Equilibrium Density-Gradient Centrifugation

Equilibrium density-gradient centrifugation is frequently used to further purify organelles following their partial separation by differential velocity centrifugation. In this process the organelles are separated on the basis of their density, not their size. At the top of a centrifuge tube the impure organelle fraction is loaded that contains a gradient of a dense solution (for example. a sucrose solution ;). The sucrose solution is most concentrated (dense) at the bottom of the tube, and decreases in density (and concentration) towards the top of the tube.  The various organelles move down the tube to an equilibrium position during centrifugation (For instance 160 000g for 3 h) where their density is equal to that of the sucrose at that position.  Forces of sedimentation tend to make the organelles move further down the tube but, they enter a region of higher density, if they do so.

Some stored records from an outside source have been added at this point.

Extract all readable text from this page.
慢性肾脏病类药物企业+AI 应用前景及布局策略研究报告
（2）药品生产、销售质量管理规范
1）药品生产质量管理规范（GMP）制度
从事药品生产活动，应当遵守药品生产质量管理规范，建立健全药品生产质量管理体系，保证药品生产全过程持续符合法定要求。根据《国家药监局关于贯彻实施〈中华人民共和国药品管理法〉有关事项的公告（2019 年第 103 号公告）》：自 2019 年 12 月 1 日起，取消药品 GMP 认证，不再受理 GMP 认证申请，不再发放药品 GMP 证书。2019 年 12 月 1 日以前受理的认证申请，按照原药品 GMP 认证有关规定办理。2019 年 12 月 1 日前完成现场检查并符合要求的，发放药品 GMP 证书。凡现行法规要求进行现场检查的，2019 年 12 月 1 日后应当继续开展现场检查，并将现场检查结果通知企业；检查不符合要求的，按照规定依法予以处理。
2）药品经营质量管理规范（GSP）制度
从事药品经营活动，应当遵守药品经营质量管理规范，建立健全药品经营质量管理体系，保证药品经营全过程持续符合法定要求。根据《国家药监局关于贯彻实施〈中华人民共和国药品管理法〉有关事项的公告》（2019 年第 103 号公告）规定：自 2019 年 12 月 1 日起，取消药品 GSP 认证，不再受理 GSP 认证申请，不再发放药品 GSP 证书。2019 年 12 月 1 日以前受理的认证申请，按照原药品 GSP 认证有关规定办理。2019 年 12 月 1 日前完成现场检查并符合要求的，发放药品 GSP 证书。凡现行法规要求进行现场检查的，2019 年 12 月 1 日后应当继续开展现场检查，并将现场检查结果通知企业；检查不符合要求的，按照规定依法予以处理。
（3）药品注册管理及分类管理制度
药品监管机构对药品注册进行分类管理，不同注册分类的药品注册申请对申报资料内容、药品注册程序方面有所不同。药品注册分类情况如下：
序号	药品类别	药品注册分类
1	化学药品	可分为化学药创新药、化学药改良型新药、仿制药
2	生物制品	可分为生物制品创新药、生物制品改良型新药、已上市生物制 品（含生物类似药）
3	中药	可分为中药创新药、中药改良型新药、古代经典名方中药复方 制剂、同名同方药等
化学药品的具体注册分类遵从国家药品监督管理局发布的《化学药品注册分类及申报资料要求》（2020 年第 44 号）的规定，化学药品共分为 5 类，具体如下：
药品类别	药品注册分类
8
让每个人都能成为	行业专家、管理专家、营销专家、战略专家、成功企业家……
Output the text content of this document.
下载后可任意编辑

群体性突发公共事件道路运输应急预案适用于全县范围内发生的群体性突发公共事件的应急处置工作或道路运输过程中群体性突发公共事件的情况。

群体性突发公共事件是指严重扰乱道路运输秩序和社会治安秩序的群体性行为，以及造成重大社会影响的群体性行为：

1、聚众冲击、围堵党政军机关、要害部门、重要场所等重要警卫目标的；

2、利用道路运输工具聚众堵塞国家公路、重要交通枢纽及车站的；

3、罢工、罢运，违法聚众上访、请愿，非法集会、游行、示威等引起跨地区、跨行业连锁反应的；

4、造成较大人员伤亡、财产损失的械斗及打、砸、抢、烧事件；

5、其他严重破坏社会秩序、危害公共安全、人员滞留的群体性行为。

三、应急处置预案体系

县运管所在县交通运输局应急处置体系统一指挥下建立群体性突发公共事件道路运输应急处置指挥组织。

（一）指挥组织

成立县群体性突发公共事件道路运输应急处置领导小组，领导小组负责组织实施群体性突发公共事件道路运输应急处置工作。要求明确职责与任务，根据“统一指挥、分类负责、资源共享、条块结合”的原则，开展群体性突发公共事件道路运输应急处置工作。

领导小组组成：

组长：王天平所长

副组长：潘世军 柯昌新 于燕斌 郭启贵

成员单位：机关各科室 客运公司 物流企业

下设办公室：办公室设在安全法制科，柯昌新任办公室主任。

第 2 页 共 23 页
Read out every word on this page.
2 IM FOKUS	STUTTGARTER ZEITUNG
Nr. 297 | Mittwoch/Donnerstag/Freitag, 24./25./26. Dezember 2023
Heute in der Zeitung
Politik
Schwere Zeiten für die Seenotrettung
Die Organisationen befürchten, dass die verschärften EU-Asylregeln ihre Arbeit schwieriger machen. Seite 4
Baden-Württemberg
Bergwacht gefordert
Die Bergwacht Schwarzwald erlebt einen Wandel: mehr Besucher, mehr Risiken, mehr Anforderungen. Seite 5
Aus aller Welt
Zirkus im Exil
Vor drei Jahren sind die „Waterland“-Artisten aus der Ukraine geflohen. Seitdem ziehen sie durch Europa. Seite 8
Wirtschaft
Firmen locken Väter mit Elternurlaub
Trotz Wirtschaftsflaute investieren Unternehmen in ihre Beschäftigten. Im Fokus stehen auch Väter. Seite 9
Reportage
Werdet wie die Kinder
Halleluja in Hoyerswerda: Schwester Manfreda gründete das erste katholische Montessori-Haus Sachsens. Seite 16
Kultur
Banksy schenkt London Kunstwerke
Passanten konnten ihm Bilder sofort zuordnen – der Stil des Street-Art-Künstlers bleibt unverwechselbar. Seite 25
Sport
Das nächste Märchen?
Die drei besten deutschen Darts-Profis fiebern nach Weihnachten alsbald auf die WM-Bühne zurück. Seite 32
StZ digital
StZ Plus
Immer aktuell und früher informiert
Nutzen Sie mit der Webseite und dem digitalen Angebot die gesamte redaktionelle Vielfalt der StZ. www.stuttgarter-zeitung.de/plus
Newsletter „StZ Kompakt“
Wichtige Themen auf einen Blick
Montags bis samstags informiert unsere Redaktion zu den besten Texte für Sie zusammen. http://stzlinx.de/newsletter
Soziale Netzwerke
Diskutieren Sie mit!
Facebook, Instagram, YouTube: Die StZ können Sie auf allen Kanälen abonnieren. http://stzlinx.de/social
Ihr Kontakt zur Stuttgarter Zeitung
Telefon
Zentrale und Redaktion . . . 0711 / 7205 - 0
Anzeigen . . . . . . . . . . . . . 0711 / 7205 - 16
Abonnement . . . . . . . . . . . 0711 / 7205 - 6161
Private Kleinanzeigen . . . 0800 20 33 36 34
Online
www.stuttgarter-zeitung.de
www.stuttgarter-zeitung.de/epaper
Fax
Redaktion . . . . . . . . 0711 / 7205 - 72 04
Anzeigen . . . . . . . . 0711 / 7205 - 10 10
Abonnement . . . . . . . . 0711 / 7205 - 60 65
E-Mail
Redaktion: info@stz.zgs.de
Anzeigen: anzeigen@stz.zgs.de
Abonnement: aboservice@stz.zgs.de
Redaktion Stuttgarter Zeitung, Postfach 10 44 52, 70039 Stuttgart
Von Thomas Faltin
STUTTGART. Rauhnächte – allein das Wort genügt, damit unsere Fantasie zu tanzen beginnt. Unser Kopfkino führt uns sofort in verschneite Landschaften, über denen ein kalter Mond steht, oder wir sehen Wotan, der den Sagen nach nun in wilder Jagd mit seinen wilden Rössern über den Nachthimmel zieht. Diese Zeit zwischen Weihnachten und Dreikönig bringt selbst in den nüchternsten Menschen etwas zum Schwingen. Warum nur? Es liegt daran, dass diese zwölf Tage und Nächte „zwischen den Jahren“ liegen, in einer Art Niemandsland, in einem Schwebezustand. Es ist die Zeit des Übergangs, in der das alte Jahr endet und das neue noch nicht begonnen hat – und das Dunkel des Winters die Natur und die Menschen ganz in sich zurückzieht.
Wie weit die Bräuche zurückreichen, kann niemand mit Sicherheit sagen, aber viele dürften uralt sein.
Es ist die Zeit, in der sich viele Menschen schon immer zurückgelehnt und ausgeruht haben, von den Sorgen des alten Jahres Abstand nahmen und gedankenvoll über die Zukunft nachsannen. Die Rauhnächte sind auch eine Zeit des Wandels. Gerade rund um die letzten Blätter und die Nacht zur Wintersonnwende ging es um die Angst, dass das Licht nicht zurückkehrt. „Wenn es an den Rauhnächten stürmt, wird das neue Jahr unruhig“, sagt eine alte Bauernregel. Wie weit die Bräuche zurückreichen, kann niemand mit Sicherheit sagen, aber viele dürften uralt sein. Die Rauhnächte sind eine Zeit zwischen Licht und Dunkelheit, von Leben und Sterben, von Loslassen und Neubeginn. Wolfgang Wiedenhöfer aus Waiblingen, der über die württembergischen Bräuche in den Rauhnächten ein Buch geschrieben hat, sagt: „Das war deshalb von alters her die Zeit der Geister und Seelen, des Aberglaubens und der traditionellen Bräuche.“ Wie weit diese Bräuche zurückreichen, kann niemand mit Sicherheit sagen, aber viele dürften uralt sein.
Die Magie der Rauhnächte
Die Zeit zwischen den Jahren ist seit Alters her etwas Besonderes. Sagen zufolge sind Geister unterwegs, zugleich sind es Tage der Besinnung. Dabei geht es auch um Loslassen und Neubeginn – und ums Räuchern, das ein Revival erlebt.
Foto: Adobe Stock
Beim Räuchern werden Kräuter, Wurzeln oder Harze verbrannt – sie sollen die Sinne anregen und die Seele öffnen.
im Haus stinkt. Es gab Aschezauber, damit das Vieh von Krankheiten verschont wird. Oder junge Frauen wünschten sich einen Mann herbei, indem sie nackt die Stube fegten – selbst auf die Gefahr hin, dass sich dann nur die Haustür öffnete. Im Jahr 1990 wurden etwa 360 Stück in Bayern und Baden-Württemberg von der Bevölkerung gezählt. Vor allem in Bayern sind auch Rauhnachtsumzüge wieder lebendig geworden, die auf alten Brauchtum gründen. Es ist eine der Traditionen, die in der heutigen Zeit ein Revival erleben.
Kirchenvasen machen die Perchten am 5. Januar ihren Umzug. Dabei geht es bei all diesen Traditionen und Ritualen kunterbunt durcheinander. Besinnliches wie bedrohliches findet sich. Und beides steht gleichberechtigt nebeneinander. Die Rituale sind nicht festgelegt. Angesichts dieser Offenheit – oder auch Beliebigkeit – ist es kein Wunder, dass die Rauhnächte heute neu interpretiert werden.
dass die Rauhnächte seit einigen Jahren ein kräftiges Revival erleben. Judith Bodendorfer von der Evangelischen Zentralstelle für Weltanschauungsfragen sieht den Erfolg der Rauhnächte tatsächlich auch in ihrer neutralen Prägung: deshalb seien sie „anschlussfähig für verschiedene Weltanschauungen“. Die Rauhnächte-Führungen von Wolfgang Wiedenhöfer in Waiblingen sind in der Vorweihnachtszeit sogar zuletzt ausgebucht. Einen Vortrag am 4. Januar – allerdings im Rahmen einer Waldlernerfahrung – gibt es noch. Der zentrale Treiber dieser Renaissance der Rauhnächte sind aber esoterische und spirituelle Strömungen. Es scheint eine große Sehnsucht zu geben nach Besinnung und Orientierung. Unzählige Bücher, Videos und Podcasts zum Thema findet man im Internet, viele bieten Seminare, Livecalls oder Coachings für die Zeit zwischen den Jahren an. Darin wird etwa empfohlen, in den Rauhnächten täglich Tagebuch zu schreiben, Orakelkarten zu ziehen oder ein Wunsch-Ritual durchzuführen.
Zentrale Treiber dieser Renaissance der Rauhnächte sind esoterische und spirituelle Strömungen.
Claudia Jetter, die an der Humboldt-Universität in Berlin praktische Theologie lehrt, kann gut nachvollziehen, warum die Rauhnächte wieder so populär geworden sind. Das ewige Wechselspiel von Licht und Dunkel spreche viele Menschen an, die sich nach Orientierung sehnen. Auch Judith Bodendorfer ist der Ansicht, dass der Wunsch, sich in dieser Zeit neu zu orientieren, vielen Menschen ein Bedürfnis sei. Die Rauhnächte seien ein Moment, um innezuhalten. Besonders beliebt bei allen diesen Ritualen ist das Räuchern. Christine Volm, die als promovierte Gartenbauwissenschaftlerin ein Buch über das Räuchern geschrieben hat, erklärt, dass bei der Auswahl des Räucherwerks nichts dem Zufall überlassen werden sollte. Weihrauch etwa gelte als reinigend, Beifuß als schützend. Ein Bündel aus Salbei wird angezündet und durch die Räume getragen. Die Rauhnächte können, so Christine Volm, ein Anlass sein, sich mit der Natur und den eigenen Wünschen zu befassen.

Separation of organelles by equilibrium density-gradient centrifugation

than the organelle density and so they float back to their earlier position. Lysosomes , Mitochondria and  peroxisomes  all differ  in density  and  so can  be separated effectively  from one another  by density-gradient  centrifugation. In the same manner, the rough endoplasmic reticulum, plasma membrane and Golgi apparatus can be separated by using a gradient of lower density. To  make  the  density  gradient  the more dense cesium  chloride  is  utilized  for  the  separation  of denser particles such as RNA , DNA and proteins by equilibrium centrifugation.